Sénégal : Des élections, du changement et des incertitudes pour la communauté LGBT+

La récente victoire de l’opposant Bassirou Diomaye Faye avec près de 56% des suffrages exprimés peut-être perçu comme le triomphe des valeurs démocratiques et de liberté au Sénégal, dans une région le Sahel, où cela est plutôt l’exception quand l’on songe aux juntes militaires qu’il y a au Mali, en Guinée, au Burkina-Faso ou encore au Niger.

Cependant cette bonne nouvelle n’est pas forcément incompatible avec un agenda illibéral qui sacrifierait un peu plus les libertés des minorités sexuelles et de genre au nom des « valeurs culturelles nationales », comme le prouve l’exemple de la démocratie ghanéenne aux prises avec une proposition de loi visant à durcir un peu plus la criminalisation de l’homosexualité déjà en vigueur sur place.

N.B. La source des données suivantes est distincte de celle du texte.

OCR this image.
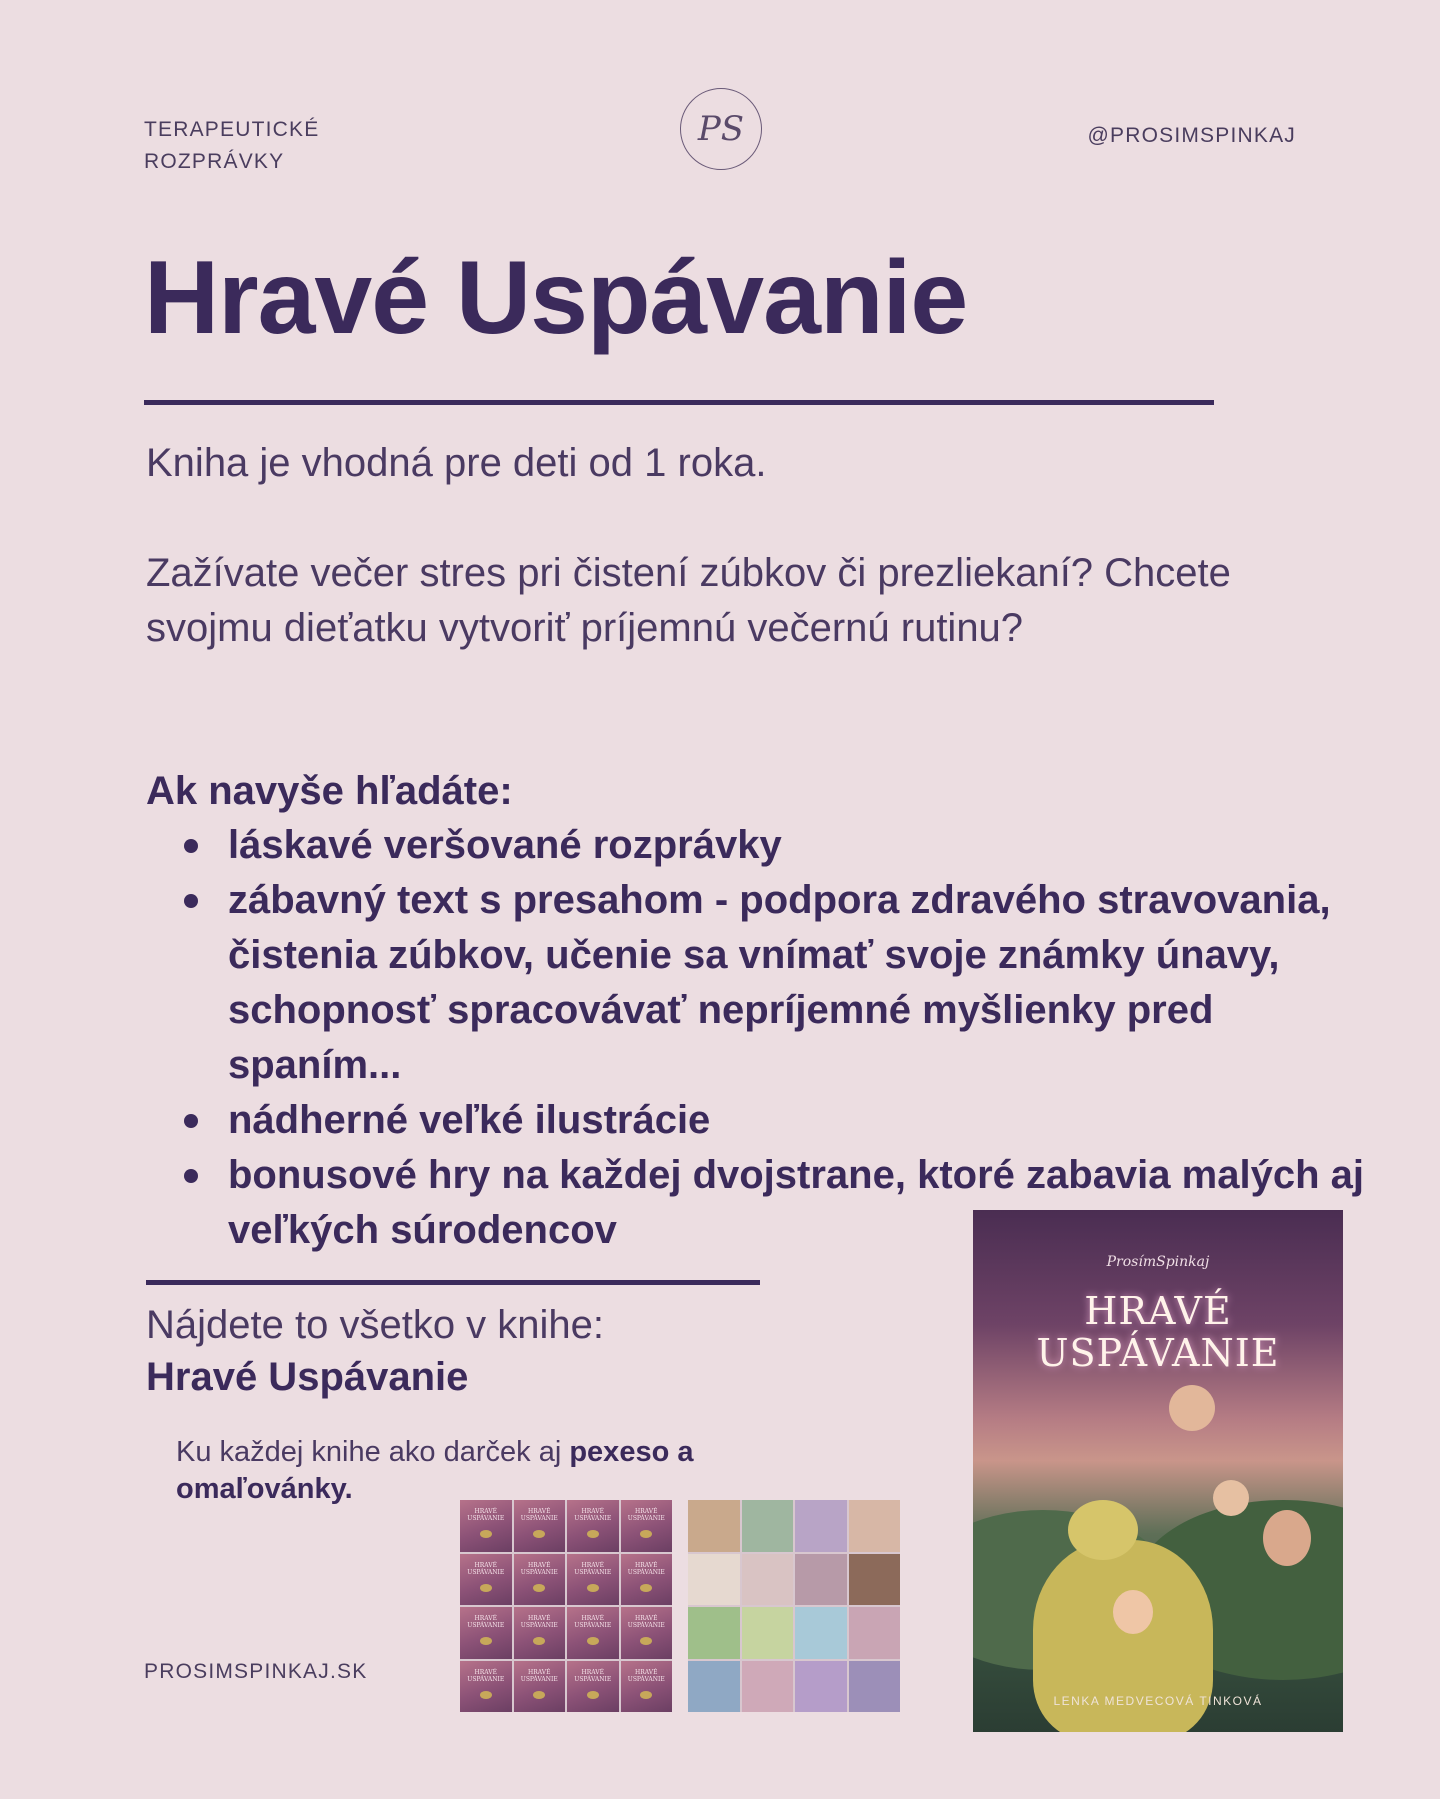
TERAPEUTICKÉ
ROZPRÁVKY
PS	@PROSIMSPINKAJ
Hravé Uspávanie
Kniha je vhodná pre deti od 1 roka.
Zažívate večer stres pri čistení zúbkov či prezliekaní? Chcete svojmu dieťatku vytvoriť príjemnú večernú rutinu?
Ak navyše hľadáte:
láskavé veršované rozprávky
zábavný text s presahom - podpora zdravého stravovania, čistenia zúbkov, učenie sa vnímať svoje známky únavy, schopnosť spracovávať nepríjemné myšlienky pred spaním...
nádherné veľké ilustrácie
bonusové hry na každej dvojstrane, ktoré zabavia malých aj veľkých súrodencov
Nájdete to všetko v knihe:
Hravé Uspávanie
Ku každej knihe ako darček aj pexeso a omaľovánky.
HRAVÉ USPÁVANIE
HRAVÉ USPÁVANIE
HRAVÉ USPÁVANIE
HRAVÉ USPÁVANIE
HRAVÉ USPÁVANIE
HRAVÉ USPÁVANIE
HRAVÉ USPÁVANIE
HRAVÉ USPÁVANIE
HRAVÉ USPÁVANIE
HRAVÉ USPÁVANIE
HRAVÉ USPÁVANIE
HRAVÉ USPÁVANIE
HRAVÉ USPÁVANIE
HRAVÉ USPÁVANIE
HRAVÉ USPÁVANIE
HRAVÉ USPÁVANIE
ProsímSpinkaj
HRAVÉ
USPÁVANIE
LENKA MEDVECOVÁ TINKOVÁ
PROSIMSPINKAJ.SK
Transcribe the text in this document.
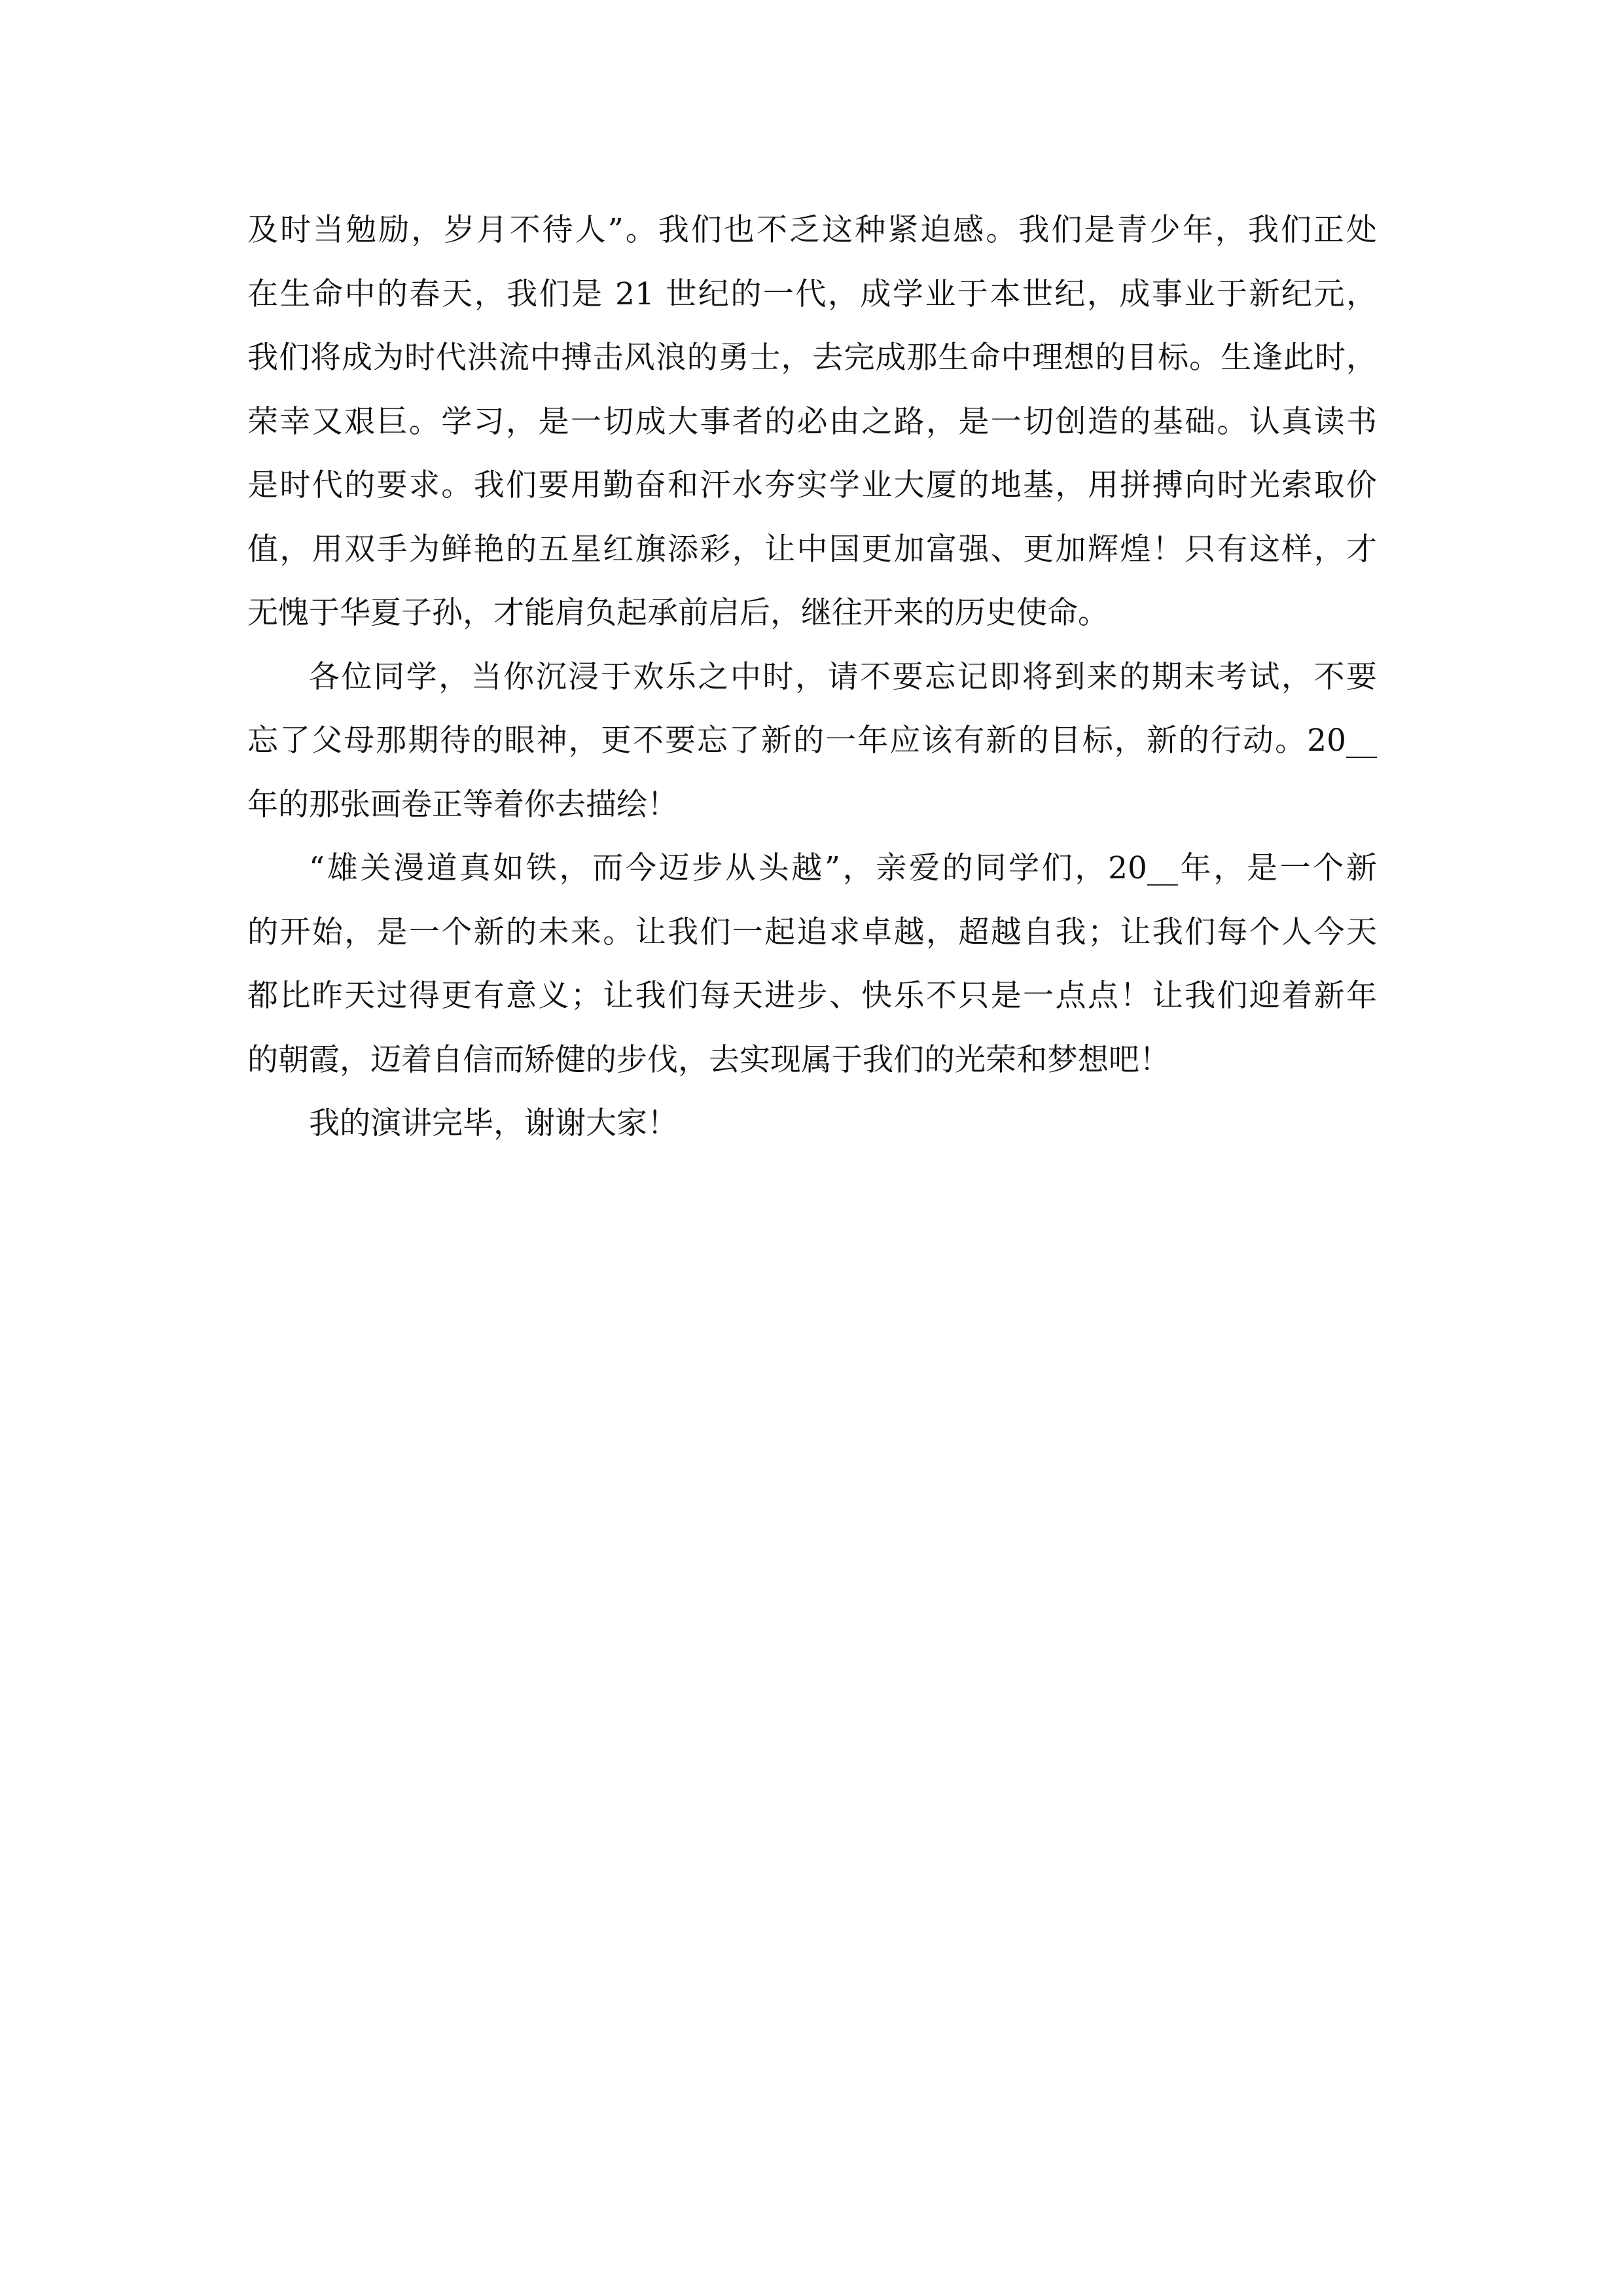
及时当勉励，岁月不待人”。我们也不乏这种紧迫感。我们是青少年，我们正处
在生命中的春天，我们是 21 世纪的一代，成学业于本世纪，成事业于新纪元，
我们将成为时代洪流中搏击风浪的勇士，去完成那生命中理想的目标。生逢此时，
荣幸又艰巨。学习，是一切成大事者的必由之路，是一切创造的基础。认真读书
是时代的要求。我们要用勤奋和汗水夯实学业大厦的地基，用拼搏向时光索取价
值，用双手为鲜艳的五星红旗添彩，让中国更加富强、更加辉煌！只有这样，才
无愧于华夏子孙，才能肩负起承前启后，继往开来的历史使命。
各位同学，当你沉浸于欢乐之中时，请不要忘记即将到来的期末考试，不要
忘了父母那期待的眼神，更不要忘了新的一年应该有新的目标，新的行动。20__
年的那张画卷正等着你去描绘！
“雄关漫道真如铁，而今迈步从头越”，亲爱的同学们，20__年，是一个新
的开始，是一个新的未来。让我们一起追求卓越，超越自我；让我们每个人今天
都比昨天过得更有意义；让我们每天进步、快乐不只是一点点！让我们迎着新年
的朝霞，迈着自信而矫健的步伐，去实现属于我们的光荣和梦想吧！
我的演讲完毕，谢谢大家！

En effet, à plusieurs reprises, alors candidat, le nouveau président élu avait évoqué « une refonte du cadre législatif du pays selon les « valeurs du Sénegal », laissant planer le « flou » souligne Daouda (pseudonyme), un observateur de l’évolution des droits de l’Homme en Afrique de l’Ouest, vivant à Dakar.

Or précisément, parmi les soutiens les plus actifs de Diomaye Faye, l’on retrouve And Samm Djikko Yi (Ensemble pour la défense des valeurs en wolof), un lobby ultra-conservateur qui n’a cessé de faire avancer son agenda au cours des dernières années, en agitant “un péril LGBT+” qui menacerait d’effondrement moral la société sénégalaise.

Alors que l’homosexualité est passible de 5 ans de prison et de 1,5 million de francs CFA d’amendes (2500 euros), au Sénégal, And Samm Djikko Yi et l’entourage du nouveau président avait activement appuyé une initiative visant à alourdir la répression de l’homosexualité sur place, avec 10 ans de prison à la clé et 5 millions de francs CFA (7600 euros) d’amendes. D’ailleurs de nombreux rassemblements et manifestations s’étaient tenus pour presser les députés d’agir.

Finalement, l’Assemblée Nationale sénégalaise avait refusé d’examiner ce projet de loi en janvier 2022, mettant en avant la cadre législatif déjà existant, ainsi que la sévérité des condamnations en la matière depuis de nombreuses années, permettant un statu quo. Mais à présent, les cartes sont peut-être rebattues, à l’aune de la nouvelle majorité au pouvoir.